Development, external validation and health economic evaluation of primary care diagnostic prediction models for upper gastro-intestinal cancers

Study type
Protocol
Date of Approval
Study reference ID
23_002840
Lay Summary

Most patients with upper gastro-intestinal cancers have symptoms and visit their family doctor multiple times before being diagnosed. This suggests that their cancer could be picked up earlier, which would open more opportunities for treatment to help them live longer. However, many of the symptoms of upper gastro-intestinal cancer are common in patients who don’t have cancer, so it can be difficult to decide which patients should be referred to the hospital for urgent tests.

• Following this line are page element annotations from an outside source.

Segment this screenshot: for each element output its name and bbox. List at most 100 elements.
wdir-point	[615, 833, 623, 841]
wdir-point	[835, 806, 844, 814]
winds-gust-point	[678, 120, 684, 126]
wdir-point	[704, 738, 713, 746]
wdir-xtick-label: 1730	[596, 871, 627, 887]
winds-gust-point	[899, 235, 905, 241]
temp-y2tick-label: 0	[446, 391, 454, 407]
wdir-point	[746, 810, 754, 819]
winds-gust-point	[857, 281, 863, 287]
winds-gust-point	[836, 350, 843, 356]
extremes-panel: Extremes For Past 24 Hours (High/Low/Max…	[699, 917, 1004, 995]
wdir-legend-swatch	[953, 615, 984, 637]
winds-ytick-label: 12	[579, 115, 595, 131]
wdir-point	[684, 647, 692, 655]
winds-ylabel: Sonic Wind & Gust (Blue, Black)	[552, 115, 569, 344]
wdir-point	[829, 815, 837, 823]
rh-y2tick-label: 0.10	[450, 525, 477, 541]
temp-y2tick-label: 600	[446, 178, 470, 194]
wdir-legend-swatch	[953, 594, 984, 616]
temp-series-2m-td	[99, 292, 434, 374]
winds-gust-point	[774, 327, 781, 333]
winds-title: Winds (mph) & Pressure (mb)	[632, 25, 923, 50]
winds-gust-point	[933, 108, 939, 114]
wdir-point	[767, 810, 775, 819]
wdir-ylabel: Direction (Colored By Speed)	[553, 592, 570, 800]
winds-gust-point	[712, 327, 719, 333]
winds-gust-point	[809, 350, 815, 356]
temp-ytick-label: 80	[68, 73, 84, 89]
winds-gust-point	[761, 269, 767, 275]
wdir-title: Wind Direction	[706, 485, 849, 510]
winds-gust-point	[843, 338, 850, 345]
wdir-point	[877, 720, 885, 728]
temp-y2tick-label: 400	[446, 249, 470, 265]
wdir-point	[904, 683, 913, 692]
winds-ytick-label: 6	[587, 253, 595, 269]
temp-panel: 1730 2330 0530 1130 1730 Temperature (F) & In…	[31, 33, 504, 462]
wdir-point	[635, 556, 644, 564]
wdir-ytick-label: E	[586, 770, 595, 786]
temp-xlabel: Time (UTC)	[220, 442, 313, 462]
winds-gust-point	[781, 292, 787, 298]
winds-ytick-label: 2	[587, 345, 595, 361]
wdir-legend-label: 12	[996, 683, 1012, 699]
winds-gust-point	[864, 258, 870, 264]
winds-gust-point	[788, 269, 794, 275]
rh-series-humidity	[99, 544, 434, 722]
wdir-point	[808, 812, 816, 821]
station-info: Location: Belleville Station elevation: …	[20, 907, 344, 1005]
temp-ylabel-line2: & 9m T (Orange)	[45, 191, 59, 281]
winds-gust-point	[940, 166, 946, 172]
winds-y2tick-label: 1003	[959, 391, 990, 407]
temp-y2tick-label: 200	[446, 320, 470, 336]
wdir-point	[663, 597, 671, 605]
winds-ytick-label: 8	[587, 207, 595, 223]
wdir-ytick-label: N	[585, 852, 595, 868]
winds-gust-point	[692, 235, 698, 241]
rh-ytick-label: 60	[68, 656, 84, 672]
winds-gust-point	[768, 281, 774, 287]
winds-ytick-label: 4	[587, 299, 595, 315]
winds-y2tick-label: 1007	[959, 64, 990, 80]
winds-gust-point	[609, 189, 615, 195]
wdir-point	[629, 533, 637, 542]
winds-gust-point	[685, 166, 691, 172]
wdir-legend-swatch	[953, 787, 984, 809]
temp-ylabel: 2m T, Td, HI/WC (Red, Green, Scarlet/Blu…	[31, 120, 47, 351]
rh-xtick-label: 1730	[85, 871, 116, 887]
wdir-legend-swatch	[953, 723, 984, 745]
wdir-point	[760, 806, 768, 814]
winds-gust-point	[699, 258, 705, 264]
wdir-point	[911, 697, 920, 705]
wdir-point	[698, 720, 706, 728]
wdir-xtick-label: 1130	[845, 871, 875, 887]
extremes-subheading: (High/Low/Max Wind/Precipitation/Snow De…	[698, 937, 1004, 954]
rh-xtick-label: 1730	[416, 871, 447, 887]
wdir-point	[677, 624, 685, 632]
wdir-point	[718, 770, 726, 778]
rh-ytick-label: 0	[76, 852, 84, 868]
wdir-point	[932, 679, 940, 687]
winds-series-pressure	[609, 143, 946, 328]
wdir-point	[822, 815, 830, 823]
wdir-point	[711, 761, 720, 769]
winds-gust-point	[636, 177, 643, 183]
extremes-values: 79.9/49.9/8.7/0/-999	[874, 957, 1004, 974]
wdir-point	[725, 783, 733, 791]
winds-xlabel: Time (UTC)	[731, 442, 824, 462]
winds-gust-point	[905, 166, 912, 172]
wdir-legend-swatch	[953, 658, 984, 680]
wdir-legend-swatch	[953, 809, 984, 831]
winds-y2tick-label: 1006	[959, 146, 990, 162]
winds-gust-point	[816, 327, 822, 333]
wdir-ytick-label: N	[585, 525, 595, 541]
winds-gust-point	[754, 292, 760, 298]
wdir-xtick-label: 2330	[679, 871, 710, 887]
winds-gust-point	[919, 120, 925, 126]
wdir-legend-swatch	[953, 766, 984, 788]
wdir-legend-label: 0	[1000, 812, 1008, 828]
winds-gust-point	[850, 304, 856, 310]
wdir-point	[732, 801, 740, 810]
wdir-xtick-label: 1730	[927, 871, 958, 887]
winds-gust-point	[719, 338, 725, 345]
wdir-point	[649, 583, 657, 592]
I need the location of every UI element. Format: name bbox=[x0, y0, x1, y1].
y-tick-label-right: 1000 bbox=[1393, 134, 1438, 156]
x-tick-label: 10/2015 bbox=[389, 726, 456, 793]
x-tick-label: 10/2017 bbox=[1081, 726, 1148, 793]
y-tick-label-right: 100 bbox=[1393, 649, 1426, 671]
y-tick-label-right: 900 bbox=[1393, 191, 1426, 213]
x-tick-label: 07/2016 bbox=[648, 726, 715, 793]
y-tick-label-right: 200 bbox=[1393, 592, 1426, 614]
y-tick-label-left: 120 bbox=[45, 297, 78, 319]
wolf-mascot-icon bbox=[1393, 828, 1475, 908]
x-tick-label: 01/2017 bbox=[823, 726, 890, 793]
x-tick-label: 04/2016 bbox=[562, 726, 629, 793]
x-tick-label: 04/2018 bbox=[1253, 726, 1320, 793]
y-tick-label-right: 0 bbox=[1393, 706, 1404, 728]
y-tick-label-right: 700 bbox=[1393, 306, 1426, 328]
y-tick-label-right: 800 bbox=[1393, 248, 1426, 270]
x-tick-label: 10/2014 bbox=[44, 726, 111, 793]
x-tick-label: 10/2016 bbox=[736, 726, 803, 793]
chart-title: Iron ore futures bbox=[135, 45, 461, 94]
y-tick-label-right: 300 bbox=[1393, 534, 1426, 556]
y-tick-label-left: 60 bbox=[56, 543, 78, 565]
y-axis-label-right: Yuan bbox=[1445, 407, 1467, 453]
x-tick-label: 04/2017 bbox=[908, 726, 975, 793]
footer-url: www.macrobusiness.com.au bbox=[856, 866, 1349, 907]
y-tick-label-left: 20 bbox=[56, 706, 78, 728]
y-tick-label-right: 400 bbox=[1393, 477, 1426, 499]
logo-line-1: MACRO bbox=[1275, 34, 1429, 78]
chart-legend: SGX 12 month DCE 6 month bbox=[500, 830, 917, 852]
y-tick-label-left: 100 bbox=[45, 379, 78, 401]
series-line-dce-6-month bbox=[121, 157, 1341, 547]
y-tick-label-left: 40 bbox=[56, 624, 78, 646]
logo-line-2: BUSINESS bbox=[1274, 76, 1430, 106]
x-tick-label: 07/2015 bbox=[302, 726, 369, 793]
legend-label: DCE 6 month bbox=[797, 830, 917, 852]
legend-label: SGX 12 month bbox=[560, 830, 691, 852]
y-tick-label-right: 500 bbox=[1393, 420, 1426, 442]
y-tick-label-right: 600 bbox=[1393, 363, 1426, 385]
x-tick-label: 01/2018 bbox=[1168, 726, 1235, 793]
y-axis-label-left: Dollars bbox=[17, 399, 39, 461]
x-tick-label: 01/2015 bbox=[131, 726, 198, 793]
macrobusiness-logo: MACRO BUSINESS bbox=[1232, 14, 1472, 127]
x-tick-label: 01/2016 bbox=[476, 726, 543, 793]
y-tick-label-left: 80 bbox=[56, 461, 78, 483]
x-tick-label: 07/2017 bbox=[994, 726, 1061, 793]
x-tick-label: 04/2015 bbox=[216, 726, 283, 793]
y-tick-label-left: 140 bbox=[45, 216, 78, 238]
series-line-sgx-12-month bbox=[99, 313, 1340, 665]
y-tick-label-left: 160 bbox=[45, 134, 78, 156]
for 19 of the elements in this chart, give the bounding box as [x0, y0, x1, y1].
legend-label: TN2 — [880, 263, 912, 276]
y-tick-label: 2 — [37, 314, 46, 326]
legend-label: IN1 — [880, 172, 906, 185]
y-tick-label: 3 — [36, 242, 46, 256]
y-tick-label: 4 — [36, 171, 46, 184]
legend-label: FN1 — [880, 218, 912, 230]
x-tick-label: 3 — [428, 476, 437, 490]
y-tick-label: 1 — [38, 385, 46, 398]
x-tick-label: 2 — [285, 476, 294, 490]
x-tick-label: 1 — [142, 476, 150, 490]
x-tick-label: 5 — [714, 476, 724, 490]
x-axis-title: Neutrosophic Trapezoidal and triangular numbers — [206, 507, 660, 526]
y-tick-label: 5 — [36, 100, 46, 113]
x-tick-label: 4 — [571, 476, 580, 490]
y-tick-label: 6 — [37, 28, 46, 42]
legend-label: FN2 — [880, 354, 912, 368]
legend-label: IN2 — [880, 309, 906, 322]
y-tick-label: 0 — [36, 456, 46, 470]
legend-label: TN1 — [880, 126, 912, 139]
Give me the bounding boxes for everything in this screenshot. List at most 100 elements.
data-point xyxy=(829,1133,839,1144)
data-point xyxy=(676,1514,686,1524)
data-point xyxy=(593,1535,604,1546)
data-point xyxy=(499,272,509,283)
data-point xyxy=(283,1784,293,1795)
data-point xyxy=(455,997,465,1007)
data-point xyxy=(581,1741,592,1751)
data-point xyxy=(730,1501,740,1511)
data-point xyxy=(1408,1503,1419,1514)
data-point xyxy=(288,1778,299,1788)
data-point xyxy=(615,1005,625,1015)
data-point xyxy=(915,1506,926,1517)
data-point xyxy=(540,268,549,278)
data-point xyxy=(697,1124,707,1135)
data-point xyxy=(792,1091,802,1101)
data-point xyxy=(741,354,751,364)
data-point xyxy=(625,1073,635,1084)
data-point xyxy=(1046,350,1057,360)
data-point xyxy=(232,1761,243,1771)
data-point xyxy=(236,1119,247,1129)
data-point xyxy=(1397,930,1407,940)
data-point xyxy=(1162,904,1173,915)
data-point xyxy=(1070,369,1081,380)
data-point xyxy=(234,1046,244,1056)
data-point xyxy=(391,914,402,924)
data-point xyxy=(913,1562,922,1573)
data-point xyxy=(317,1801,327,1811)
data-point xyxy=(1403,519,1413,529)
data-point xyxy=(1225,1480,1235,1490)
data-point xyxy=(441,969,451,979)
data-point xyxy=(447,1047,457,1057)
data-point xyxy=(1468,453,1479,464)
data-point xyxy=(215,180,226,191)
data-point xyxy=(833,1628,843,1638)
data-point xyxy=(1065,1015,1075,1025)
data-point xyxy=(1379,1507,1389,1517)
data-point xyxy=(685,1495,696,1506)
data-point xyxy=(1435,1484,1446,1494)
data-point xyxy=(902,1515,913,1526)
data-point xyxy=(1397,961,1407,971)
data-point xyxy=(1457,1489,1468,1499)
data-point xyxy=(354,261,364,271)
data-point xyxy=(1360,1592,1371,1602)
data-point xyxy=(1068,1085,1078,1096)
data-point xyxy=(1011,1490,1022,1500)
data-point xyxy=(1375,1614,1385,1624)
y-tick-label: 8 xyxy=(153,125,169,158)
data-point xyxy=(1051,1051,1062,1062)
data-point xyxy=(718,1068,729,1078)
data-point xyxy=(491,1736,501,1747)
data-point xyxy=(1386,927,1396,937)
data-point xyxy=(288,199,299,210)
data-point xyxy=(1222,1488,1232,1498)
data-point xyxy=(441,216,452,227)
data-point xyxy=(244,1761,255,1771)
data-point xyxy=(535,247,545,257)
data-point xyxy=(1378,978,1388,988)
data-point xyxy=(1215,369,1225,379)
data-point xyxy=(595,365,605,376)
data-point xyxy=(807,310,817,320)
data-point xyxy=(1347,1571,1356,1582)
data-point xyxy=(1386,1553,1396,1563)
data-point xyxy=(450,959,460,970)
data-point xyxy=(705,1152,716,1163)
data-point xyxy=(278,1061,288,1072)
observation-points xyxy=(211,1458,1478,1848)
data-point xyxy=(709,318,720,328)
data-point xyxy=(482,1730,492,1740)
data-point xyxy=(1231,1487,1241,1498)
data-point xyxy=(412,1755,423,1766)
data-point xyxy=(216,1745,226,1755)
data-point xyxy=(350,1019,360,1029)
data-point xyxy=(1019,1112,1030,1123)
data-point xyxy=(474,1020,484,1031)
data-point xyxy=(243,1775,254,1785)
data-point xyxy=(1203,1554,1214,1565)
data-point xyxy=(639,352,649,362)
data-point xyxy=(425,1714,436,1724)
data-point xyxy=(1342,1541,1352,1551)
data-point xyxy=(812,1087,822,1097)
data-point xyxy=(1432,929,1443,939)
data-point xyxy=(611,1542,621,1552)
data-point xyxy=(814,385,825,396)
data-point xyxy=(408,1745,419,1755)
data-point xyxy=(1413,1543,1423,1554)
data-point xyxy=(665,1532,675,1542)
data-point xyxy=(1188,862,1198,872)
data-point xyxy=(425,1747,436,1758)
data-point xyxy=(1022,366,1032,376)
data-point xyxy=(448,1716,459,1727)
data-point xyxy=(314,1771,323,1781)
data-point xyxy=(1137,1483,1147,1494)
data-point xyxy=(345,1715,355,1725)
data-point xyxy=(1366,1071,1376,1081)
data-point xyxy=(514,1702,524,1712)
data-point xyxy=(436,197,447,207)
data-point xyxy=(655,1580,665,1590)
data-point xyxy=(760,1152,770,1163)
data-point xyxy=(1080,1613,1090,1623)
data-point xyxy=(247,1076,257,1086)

The aim of this study is to develop an accurate and cost-effective tool to help GPs spot patients at increased risk of having upper gastro-intestinal cancer earlier. We will use anonymised primary care and linked cancer registry, hospital, imaging and deaths information. We will develop statistical models which will tell us how likely cancer is in each patient. The models will include information on symptoms, tests and prescriptions. Taken together, this information could indicate whether cancer is likely to be present. In addition to traditional statistical methods, we will use newer ‘machine learning’ (artificial intelligence) to develop statistical models. This will allow us to take account of changes in information over time which may be important. We will test how well the models work and explore whether they would be useful to doctors. Finally, we will explore the impact of using the models on health outcomes (e.g. how many patients are cured) and healthcare resources. This research has the potential for public benefit as the models could aid early detection of upper gastro-intestinal cancer.

Technical Summary

Outcomes for the commonest upper gastro-intestinal (UGI: oesophago-gastric, pancreatic, gallbladder and biliary tract) cancers remain poor. Most UGI cancer patients have symptoms and multiple GP consultations in the two years pre-diagnosis, suggesting earlier detection is possible, with opportunities to treat with curative intent and improve outcomes. However, many of the symptoms of UGI cancer are common in primary care and it can be difficult to determine which patients should be referred for urgent investigation.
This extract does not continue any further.